For the first time in 18 months, director confidence has fallen, according to the AICD’s Director Sentiment Index. Despite the fall over the last six months, directors are optimistic about the health of the Australian economy at present and the overall sentiment remains in positive territory.

    The Australian Institute of Company Directors’ bi-annual Director Sentiment Index is the only indicator measuring the opinions and future intentions of directors on a range of issues including the economy, government policy and governance regulations.

    This 2nd Half 2018 Index reveals that while directors are generally confident about the current state of the Australian and global economies, they are much less optimistic about the outlook for economies over the year ahead.

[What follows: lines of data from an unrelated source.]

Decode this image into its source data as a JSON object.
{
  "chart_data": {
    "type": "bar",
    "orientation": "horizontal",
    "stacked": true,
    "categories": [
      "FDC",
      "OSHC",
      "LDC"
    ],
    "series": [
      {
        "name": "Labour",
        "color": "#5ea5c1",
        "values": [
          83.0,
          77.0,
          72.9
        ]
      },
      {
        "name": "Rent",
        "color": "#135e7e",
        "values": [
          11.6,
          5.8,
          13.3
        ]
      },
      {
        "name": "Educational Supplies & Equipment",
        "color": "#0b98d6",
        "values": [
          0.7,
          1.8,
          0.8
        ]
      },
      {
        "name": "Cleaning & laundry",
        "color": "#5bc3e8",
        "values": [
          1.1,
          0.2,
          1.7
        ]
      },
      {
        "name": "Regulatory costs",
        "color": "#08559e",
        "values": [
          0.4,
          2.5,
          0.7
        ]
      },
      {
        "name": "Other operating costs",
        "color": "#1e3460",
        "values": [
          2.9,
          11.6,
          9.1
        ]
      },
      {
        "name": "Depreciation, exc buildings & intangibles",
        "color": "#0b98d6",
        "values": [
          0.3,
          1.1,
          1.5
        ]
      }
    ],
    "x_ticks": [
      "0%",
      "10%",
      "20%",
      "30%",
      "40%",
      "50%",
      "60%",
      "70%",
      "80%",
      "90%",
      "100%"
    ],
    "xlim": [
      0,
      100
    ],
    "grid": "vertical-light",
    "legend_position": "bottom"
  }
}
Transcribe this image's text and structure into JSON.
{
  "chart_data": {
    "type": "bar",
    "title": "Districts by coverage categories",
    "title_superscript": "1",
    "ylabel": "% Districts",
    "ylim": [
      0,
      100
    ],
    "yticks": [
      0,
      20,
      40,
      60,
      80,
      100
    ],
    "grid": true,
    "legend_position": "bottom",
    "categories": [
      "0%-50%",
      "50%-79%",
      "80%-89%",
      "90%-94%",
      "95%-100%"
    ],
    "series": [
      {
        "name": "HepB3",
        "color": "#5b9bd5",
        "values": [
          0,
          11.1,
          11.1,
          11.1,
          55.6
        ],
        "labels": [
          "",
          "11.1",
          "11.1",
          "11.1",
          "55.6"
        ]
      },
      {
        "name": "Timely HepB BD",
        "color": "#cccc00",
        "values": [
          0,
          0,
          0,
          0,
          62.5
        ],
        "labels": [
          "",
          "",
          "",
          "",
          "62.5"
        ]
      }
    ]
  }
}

    AICD Managing Director & CEO Angus Armour FAICD said that the DSI highlighted a number of areas of concern for directors. “At home there’s also increasing pessimism around Canberra’s impact on business, with 54% saying the federal government’s performance has a negative effect on their business decision making and 79% perceiving a negative effect on consumer confidence.”

    He noted directors are conscious that they need to drive change to enhance public trust in institutions. Over 80% of directors support stronger penalties for misconduct, and 56% support an increase in funding for regulators.

    Sustainability and long-term growth prospects are the main issues keeping directors awake at night, followed by business reputation in the community and corporate culture.

    Directors also nominate less focus on short-termism and fostering innovation as the measures most needed to boost productivity. Their desire for more innovation has increased substantially in this wave of the Index. For the first time, our members have nominated climate change as the number one issue they want the Federal Government to address in the long-term.

    Other key findings from the AICD Director Sentiment Index 2nd Half 2018:

    • 84% of directors rate the current quality of public policy debate in Australia as poor.
    • 69% of directors say there is a risk-averse decision making culture on Australian boards. Of those, 28% believe the primary driver is a focus on compliance over performance, followed by pressure from shareholders for short-term returns (21%).
    • Energy policy, tax reform and infrastructure are the top priorities for the federal government to address in the short-term.